The second is from Harvey Goldsmith's Allied Entertainments, which would apparently involve Wembley making a pounds 20m takeover for Mr Goldsmith's company.
One possible stumbling block to Mr Goldsmith's involvement is a fear that other music promoters might boycott the venues if Wembley's links with Mr Goldsmith were perceived to be too close. Another drawback is that a takeover of Allied, even if accompanied by a share issue, would do little to cut Wembley's debt since Allied has relatively high borrowings.
Both the Apollo and Allied options would probably preserve Sir Brian's position at Wembley's helm.
A third option, preferred by some other members of the Wembley board, is a proposal from the City entrepreneurs Luke Johnson and Hugh Osmond, in which Wembley's banks, which are owed around pounds 150m, would swap some of that debt for equity. This would be supported by a rights issue to cut Wembley's borrowings substantially.
Under this scheme, Sir Brian would be unlikely to maintain a significant role.
Mr Johnson and Mr Osmond recently took control of My Kinda Town, the restaurant chain. Other planned deals involve a reverse takeover of PizzaExpress, the pizza restaurant chain.
The two entrepreneurs are in negotiation with Wembley's banks, led by Barclays.

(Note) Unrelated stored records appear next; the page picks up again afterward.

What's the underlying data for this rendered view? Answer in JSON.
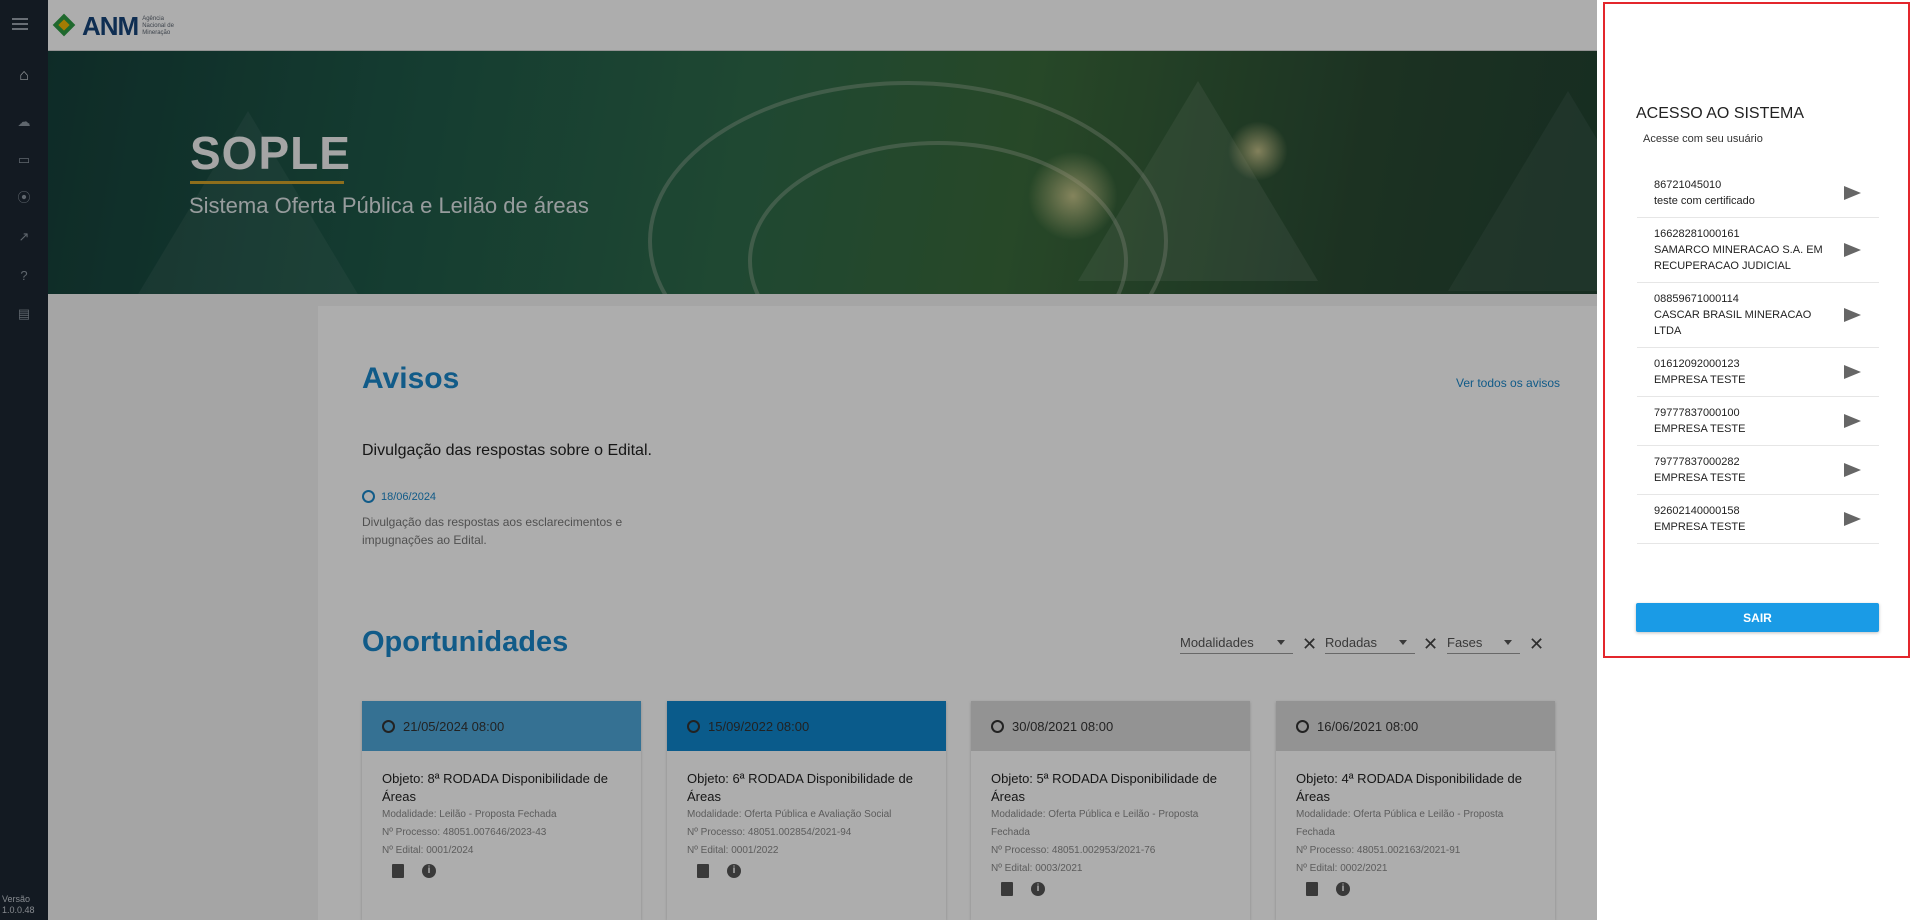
{
  "header": {
    "logo_text": "ANM",
    "logo_subtext": "Agência Nacional de Mineração"
  },
  "rail": {
    "version": "Versão 1.0.0.48"
  },
  "banner": {
    "title": "SOPLE",
    "subtitle": "Sistema Oferta Pública e Leilão de áreas"
  },
  "avisos": {
    "heading": "Avisos",
    "see_all": "Ver todos os avisos",
    "item": {
      "title": "Divulgação das respostas sobre o Edital.",
      "date": "18/06/2024",
      "description": "Divulgação das respostas aos esclarecimentos e impugnações ao Edital."
    }
  },
  "oportunidades": {
    "heading": "Oportunidades",
    "filters": [
      "Modalidades",
      "Rodadas",
      "Fases"
    ],
    "cards": [
      {
        "date": "21/05/2024 08:00",
        "object": "Objeto: 8ª RODADA Disponibilidade de Áreas",
        "modalidade": "Modalidade: Leilão - Proposta Fechada",
        "processo": "Nº Processo: 48051.007646/2023-43",
        "edital": "Nº Edital: 0001/2024",
        "head_color": "#4fa7d9"
      },
      {
        "date": "15/09/2022 08:00",
        "object": "Objeto: 6ª RODADA Disponibilidade de Áreas",
        "modalidade": "Modalidade: Oferta Pública e Avaliação Social",
        "processo": "Nº Processo: 48051.002854/2021-94",
        "edital": "Nº Edital: 0001/2022",
        "head_color": "#0f86cd"
      },
      {
        "date": "30/08/2021 08:00",
        "object": "Objeto: 5ª RODADA Disponibilidade de Áreas",
        "modalidade": "Modalidade: Oferta Pública e Leilão - Proposta Fechada",
        "processo": "Nº Processo: 48051.002953/2021-76",
        "edital": "Nº Edital: 0003/2021",
        "head_color": "#d9d9d9"
      },
      {
        "date": "16/06/2021 08:00",
        "object": "Objeto: 4ª RODADA Disponibilidade de Áreas",
        "modalidade": "Modalidade: Oferta Pública e Leilão - Proposta Fechada",
        "processo": "Nº Processo: 48051.002163/2021-91",
        "edital": "Nº Edital: 0002/2021",
        "head_color": "#d9d9d9"
      }
    ]
  },
  "panel": {
    "title": "ACESSO AO SISTEMA",
    "subtitle": "Acesse com seu usuário",
    "users": [
      {
        "id": "86721045010",
        "name": "teste com certificado"
      },
      {
        "id": "16628281000161",
        "name": "SAMARCO MINERACAO S.A. EM RECUPERACAO JUDICIAL"
      },
      {
        "id": "08859671000114",
        "name": "CASCAR BRASIL MINERACAO LTDA"
      },
      {
        "id": "01612092000123",
        "name": "EMPRESA TESTE"
      },
      {
        "id": "79777837000100",
        "name": "EMPRESA TESTE"
      },
      {
        "id": "79777837000282",
        "name": "EMPRESA TESTE"
      },
      {
        "id": "92602140000158",
        "name": "EMPRESA TESTE"
      }
    ],
    "exit_label": "SAIR"
  },
  "colors": {
    "accent": "#1a86c9",
    "button": "#1a9be6",
    "highlight_border": "#e3262c"
  }
}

They feel that the operating businesses would flourish if they were not held back by the company's cash constraints.
Wembley is facing pressure from its bankers and shareholders for a financial restructuring following mounting losses. Earlier this year, the group announced pre-tax losses of pounds 65.7m after a pounds 98.3m property write-down.
The three parties involved have been asked by Charterhouse, the merchant bank handling the discussions, to provide further details before a decision is made.
Sir Brian is reported to have gone to South Africa, possibly in search of another possible rescuer. Wembley shares, worth 139p in 1989, now change hands at just 10p, valuing the company at around pounds 26m.
The company has promised its bankers to continue a steady stream of disposals.